Wir haben uns auf die Entwicklung eines Systems zur Induktion von Hypoxie in Wassertierembryonen konzentriert. Beide Frösche und Zebrafisch sind mittlerweile zu informativen Wirbeltiermodellorganismen für Studien zahlreicher biologischer Prozesse sowie zu Modellen für verschiedene menschliche Krankheiten geworden. Frosch- und Zebrafisch-Embryonen Entwickeln sich nach außen, eliminieren die Komplikation der mütterlichen Kompensation, und ein schneller Entwicklungsverlauf ermöglicht es, Umweltfaktoren zu manipulieren und die phänotypischen Veränderungen der Organbildung in Echtzeit zu beobachten. Darüber hinaus sind viele Komponenten großer Signaltransduktionswege in hohem Maße konserviert Diese Modellorganismen sind im Detail durch eine große Anzahl von Literatur charakterisiert worden. Der Hauptvorteil bei der Verwendung von Fröschen und Zebrafisch-Embryonen, um die Auswirkungen von Hypoxie auf die Wirbeltierentwicklung zu untersuchen, ist, dass alle Prozesse direkt überwacht werden können, da Sauerstoff schnell die Embryonen durchdringt. So, bei Fröschen und Zebrafisch, wie im Gegensatz zu anderen Modellorganismen wieMaus-Embryonen, kann der Einfluss einer spezifischen Sauerstoffkonzentration im interessierenden Gewebe untersucht werden, ohne die Anwesenheit oder den Mangel an funktionellem Gefäß zu berücksichtigen.Die meisten handelsüblichen Aufbauten für die hypoxische Inkubation haben den Nachteil, dass sie vergleichsweise groß sind und entsprechend hohe Betriebskosten aufweisen. Abgesehen von ihrem hohen anfänglichen Kosten- und Gasverbrauch erfordert die Äquilibrierung und die Aufrechterhaltung gemeinsamer Hypoxie-Kammern die Aufrechterhaltung einer konstanten hypoxischen Atmosphäre gegen den Gasgradienten, der in diesen Kammern aufgrund ihrer größeren und / oder organischen Atmung natürlich vorkommt. Dies erfordert die Verwendung von Gasventilatoren und ein Kühlsystem, das die Menge an zusätzlichen notwendigen Geräten erhöht, die Geschicklichkeit des Forschers beeinträchtigt und insgesamt die Einfachheit des experimentellen Verfahrens verringert. Im Gegensatz dazu ist das hier präsentierte Setup vergleichsweise robust, aber sehr kostengünstig, klein, einfach zu ermitteln und erlaubt fAst Gas-Äquilibrierung, stabile hypoxische Atmosphäre und einfacher Austausch von Materialien und Lösungen in der Kammer. Unser System kann für den Einsatz mit jedem aquatischen Modell Organismus von Interesse eingesetzt werden.

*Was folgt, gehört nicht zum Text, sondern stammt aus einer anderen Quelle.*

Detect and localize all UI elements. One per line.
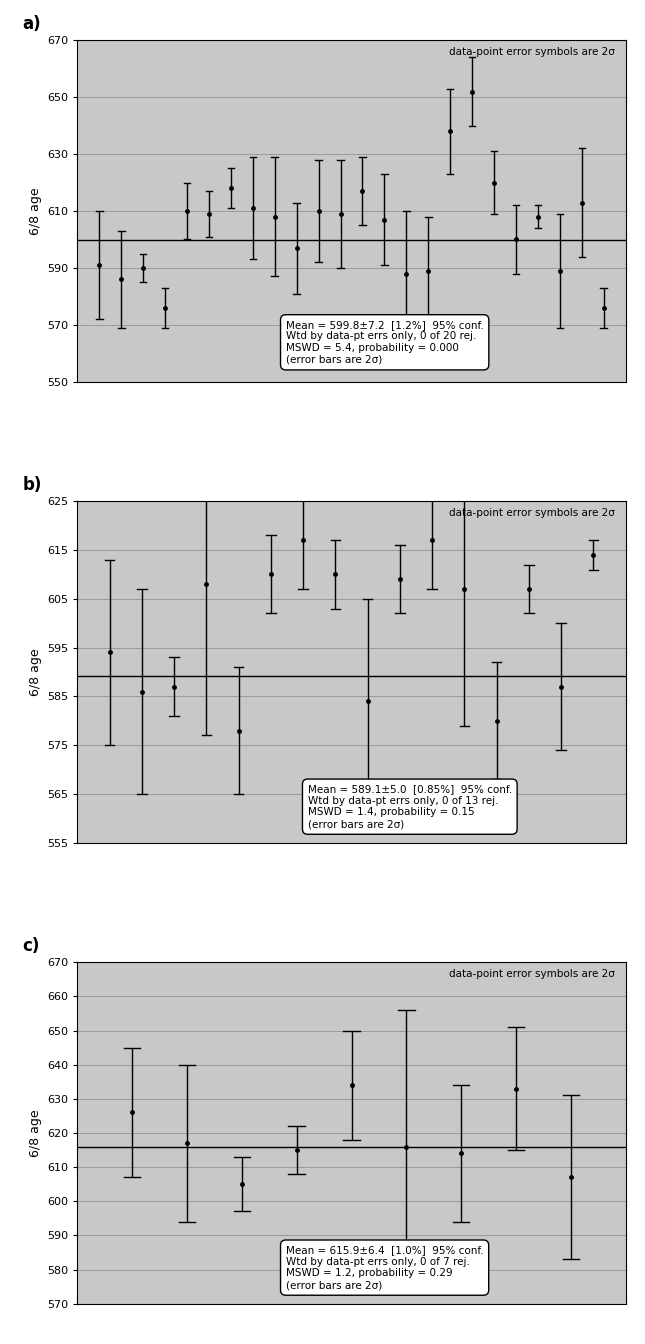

Wir haben eine hypoxische Kammer konstruiert, die bequem klein ist und daher in einem gemeinsamen Laborinkubator platziert werden kann, was leicht experimentelle Eingriffe bei einer bestimmten Temperatur ermöglicht. Durch die bequeme Kontrolle der Temperatur sowie der Sauerstoffkonzentration im Medium liegt der Vorteil unseres Systems gegenüber den handelsüblichen Hypoxieinkubatoren in seiner geringen Größe und Kosteneffizienz. So kann unser Setup mit Hilfe von Laboratorien für die meisten Laboratorien eingerichtet werden und erfordert keine teuren Materialien. Darüber hinaus erzeugt unser Setup keine Hitze, im Gegensatz zu den handelsüblichen Hypoxie-Inkubatoren und ermöglicht die Verwendung bei Temperaturen unterhalb der Raumtemperatur in einem Inkubator. Das laSt ist besonders kritisch für die Arbeit mit kaltblütigen Organismen wie Frösche und Fische, wo Entwicklungs- und Stoffwechselraten stark temperaturabhängig sind.
Als sehr kostengünstig und leicht zu bauen ist unsere Gasinkubationskammer dennoch sehr vielseitig einsetzbar, um verschiedene hypoxische oder hyperoxische Zustände zu etablieren und eine schnelle und einfache Verabreichung unterschiedlicher Medien und Lösungen für eine Vielzahl von experimentellen Bedingungen zu ermöglichen. Darüber hinaus ermöglicht unser System die Verwendung einer 24-Well-Platte anstelle von üblicherweise verwendeten Speisen oder Labortanks 10 , 11 , 12. Unser System ermöglicht die Beobachtung und experimentelle Behandlung von mehreren Mutantenbedingungen auf einmal.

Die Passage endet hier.